Performance: Claude Mythos Preview’s reported performance is impressive. In tests conducted by Anthropic, it substantially outperformed Claude Opus 4.6, OpenAI GPT-5.4, and Google Gemini 3.1 Pro on several popular benchmarks. The model card details the team’s efforts to minimize the impact of contamination of the model’s training data with benchmark test sets.

  • Running CyberGym, a cybersecurity benchmark designed to assess the ability of AI agents to exploit real-world software vulnerabilities, Claude Mythos Preview (83.1 percent) outperformed Opus 4.6 (66.6 percent).
  • On Terminal-Bench 2.0 (multi-step agentic coding tasks), Claude Mythos Preview (82 percent) exceeded next-best GPT-5.4 (75.1 percent).
  • On GPQA Diamond (answering graduate-level science questions), Claude Mythos Preview (94.5 percent) edged out next-best Gemini 3.1 Pro (94.3 percent).
  • On HLE (answering expert-level multidisciplinary questions designed to test reasoning), with access to tools, Claude Mythos Preview (64.7 percent) outdistanced next-best Claude Opus 4.6 (53.1 percent).
  • On the GraphWalks test of long-context search between 256,000 tokens and 1 million tokens, Claude Mythos Preview (80 percent) vastly outperformed next-best Claude Opus 4.6 (38.7 percent). Anthropic didn’t publish results for Gemini Pro 3.1.

Yes, but: Anthropic’s way of introducing Claude Mythos Preview — promoting safety worries while withholding access from all but a small number of selected parties — comes right out of OpenAI’s early playbook. In 2019, that company promoted GPT-2’s ability to generate plausible text while keeping the model under wraps, citing the danger of its ability to produce disinformation and spam. Of course, the world greeted GPT-3 and subsequent iterations with unprecedented enthusiasm, and society has adjusted to the foibles and limitations of subsequent large language models. Anthropic’s caution may be justified but, like OpenAI’s product-release strategy, it has elements of a publicity stunt.

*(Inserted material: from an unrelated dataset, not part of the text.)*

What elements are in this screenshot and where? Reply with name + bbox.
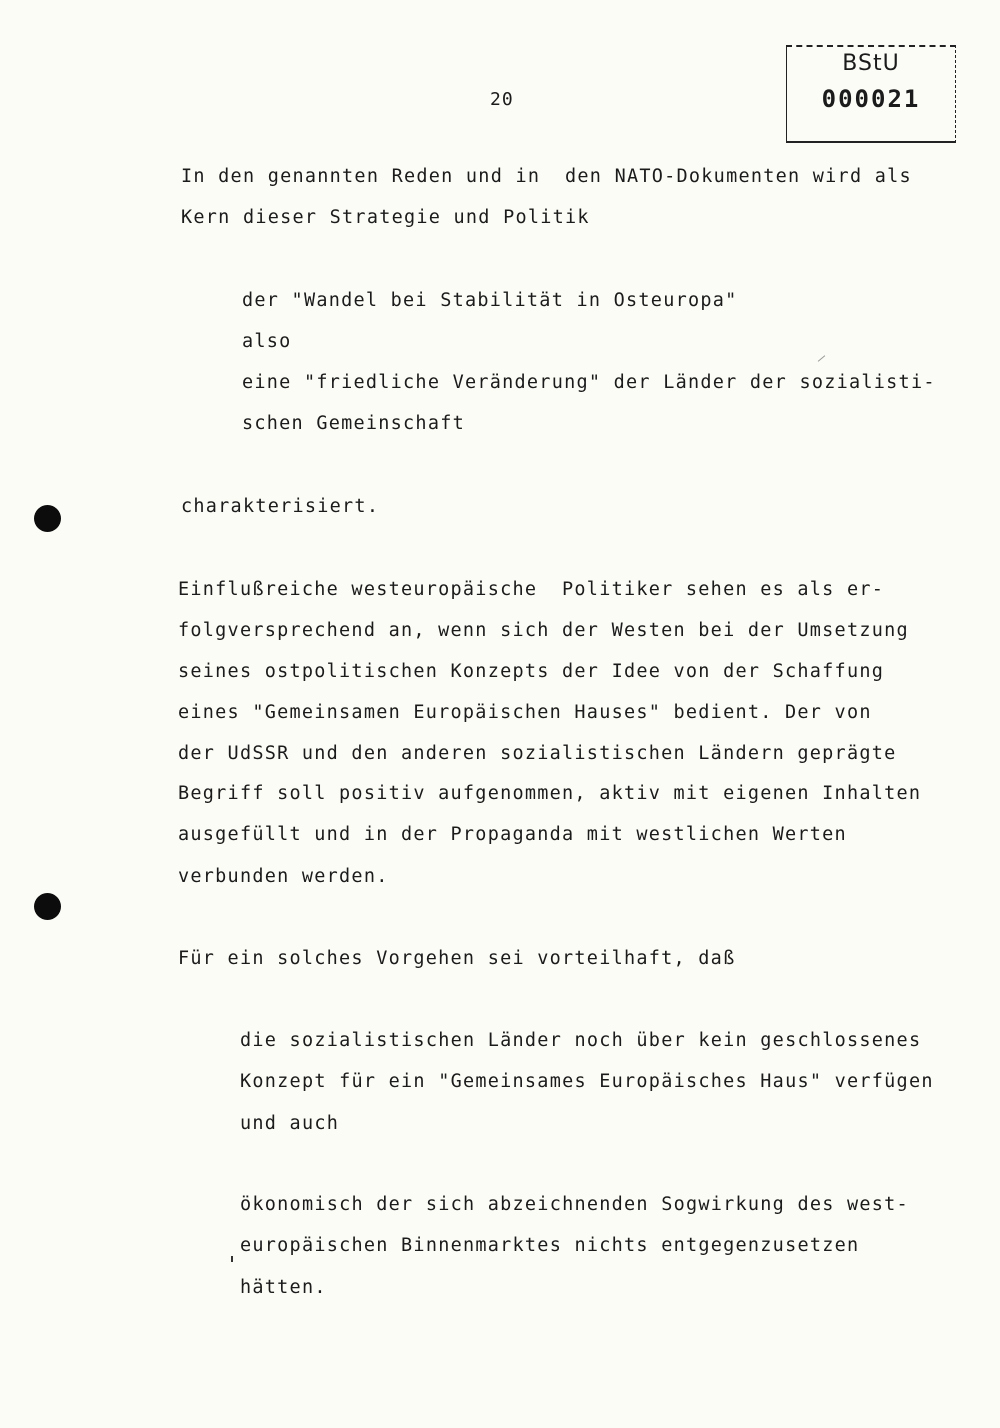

Why it matters: As large language models become more capable of coding, they also become more capable of finding bugs and exploiting them. Anthropic says the forthcoming Claude Mythos Preview does this dramatically better than its predecessors, posing risks to critical software that keeps society running. As long as the model outperforms top competitors, the company has little to lose — and potentially much to gain (say, avoiding damage to its brand after making the world less secure, if nothing else) — by creating a buzz while it prepares to deploy the model for commercial use.

We’re thinking: In the long term, as coding agents become more capable, defenders will gain the upper hand, as easy identification of vulnerabilities results in more-secure systems. But navigating this transition will be tricky, since advanced attackers may use tools that defenders have not yet gotten around to using.